Между - страница 36
Пикты были безумцами. Говорят, в жарких странах, куда только Цезарь и доходил, есть грозное животное с рогом на носу. Его кожу беспрестанно клюют птицы… и иногда до крови. Впрочем, этому диковинному зверю безразличны эти глупые птахи. А раны на коже – что ж, зарастут.
Пикты, осмеливавшиеся на вылазки против Великой Стены, были столь же неопасны. Одни (дурачье!) осмеливались брать Стену в лоб. Другие, поумнее, пытались обплыть узкий перешеек, который она перегораживала, с запада.
Участь и тех и других была одинаковой.
Римляне смеялись над дикарями и гордились своей непобедимостью.
Марх – ждал.
Кромка победы: король Марх
Кто-то из древних сказал: «Короля украшает терпение».
Не помню, кто именно автор этой фразы. Может быть, ее придумал я сам. Только что.
Какой воин опаснее всего для своих? – трус.
Кто опаснее труса? – трус, переставший бояться. Ибо страх заменял ему разум, теперь же не осталось ничего.
Я слышал, что где-то далеко на юге был город, стенами которому служила храбрость его воинов.
Что ж, строители нашей замечательной Стены – явно не из этого города. Их могучее, грозное, великолепное сооружение – это воплощенный в камне страх.
Страх перед дикой Альбой. Страх перед моими бессмертными.
Вы были и останетесь трусами, воины в начищенной броне, расхаживающие по своему неприступному валу. И рано или поздно вы выйдете из-под его защиты. Вы пойдете на север, не боясь нас.
…и вот тогда-то!
Но до тех пор – ждать.
И снова два голоса звучат над Альбой.
Тревожно: «Они строят вторую Стену!»
Удовлетворенно: «Не стену. Всего лишь насыпь. Нет ни каменных стен, ни башен. Просто большой вал».
С надеждой: «Так – нападем?»
Твердо: «Нападем обязательно. Но чуть позже».
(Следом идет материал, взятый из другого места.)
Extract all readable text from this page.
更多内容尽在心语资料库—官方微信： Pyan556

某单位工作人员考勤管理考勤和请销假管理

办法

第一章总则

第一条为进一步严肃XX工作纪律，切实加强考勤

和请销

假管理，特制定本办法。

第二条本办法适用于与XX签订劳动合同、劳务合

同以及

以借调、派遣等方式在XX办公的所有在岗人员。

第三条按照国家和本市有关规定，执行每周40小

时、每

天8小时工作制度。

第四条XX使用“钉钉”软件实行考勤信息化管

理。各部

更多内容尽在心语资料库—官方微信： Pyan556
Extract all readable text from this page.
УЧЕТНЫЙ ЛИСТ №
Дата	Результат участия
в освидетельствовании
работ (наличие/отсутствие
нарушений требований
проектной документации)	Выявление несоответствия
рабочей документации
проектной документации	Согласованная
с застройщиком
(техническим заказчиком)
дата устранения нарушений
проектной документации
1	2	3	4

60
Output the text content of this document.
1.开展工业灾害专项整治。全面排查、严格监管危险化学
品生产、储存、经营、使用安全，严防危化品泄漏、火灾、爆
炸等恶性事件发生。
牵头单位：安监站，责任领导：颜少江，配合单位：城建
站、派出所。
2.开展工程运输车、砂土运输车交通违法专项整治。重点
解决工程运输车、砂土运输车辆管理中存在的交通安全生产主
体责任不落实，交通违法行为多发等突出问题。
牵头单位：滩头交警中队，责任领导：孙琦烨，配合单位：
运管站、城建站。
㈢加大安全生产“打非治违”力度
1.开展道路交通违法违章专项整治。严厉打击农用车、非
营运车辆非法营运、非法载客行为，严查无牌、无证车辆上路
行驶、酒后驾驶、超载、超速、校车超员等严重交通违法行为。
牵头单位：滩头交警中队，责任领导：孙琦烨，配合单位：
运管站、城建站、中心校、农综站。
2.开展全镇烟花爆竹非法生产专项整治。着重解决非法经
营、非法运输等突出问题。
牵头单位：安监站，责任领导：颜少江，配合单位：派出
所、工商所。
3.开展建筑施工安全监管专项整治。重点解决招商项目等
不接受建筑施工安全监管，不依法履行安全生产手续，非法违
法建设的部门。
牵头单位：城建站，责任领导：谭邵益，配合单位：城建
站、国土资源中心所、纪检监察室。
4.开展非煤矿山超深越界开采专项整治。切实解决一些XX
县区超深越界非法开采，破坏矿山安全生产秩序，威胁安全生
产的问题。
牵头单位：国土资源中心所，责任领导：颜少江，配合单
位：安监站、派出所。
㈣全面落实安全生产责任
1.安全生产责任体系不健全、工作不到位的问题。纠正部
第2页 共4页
Возмущенно: «Но чего ждать теперь?!»
Спокойно: «Всё того же. Пусть они почувствуют себя в безопасности».
Теория относительности по-скоттски: Марх
Если бы я был римским командиром, я бы приказал предать самой жестокой из возможных казней того, кто приказал строить этот вал!
Это только на пиру два жареных кабана больше одного. В лесу два кабана – это риск почти наверняка не добыть ничего. Да и своей жизни лишиться.
Два яблока больше одного. Но два вала – это меньше, много меньше, чем один.
Все воины перебрались на эту навозную кучу, гордо именуемую валом Антонина. А грозный вал Адриана тем временем оплывает. Нет прежних рвов, ветшают и рушатся башни и стены…
Да, здесь перешеек вдвое уже, чем у Великой Стены. Да только там с востока – открытое море, с запада – один остров. А зде-е-есь… при желании можно безо всякой лодки заплыть в тыл к римлянам. С острова на остров, с острова на остров…
Многие круитни так и делают.
Построить стену в гуще островов! О чем думал их командир?! Опьянел от собственной безопасности? Или перепил их южного вина?
Но я подожду еще чуть-чуть. Чтобы Стена окончательно перестала быть грозной.
А эти насыпи мои круитни возьмут одним хорошим штурмом.
Несколько человеческих жизней о нем не было вестей: курганы не откликались даже на зов. Но теперь он вышел к людям сам.
Он приходил к жилищам круитни, являясь в праздники. Его тело не было прикрыто и лоскутом одежды, но ярче любых нарядов и украшений сияли синие узоры силы, змеящиеся от висков до лодыжек. Буйная грива волос, густоте которых позавидовала бы иная женщина, скрывала узоры на его спине.
Он молчал. Он просто подходил к тем воинам – юным, опытным, старым, – кто рвался на штурм вражьей стены. Молча он проводил пальцем по их вискам, плечам, рукам – и от его прикосновения синим огнем вспыхивал священный узор на телах круитни.
Он молча кивал им и – улыбался.
И в улыбке его была смерть римлянам.
…Море яростно хлестало о скалы, тщетно пытаясь поглотить их. Соленые брызги долетали до острых вершин утесов.
О скалы грозные дробились с ревом волны… так то о камень. Песок такой прибой слизывал.
Круитни – или, если вам больше по сердцу благородная латынь, пикты – были такими волнами. А каменный вал остался в безнадежно далеком тылу.
…они могли напасть ночью и перерезать приморский гарнизон.
…они могли бесшумно взобраться на стену.
…они могли объявиться в глубоком тылу и подло напасть сзади.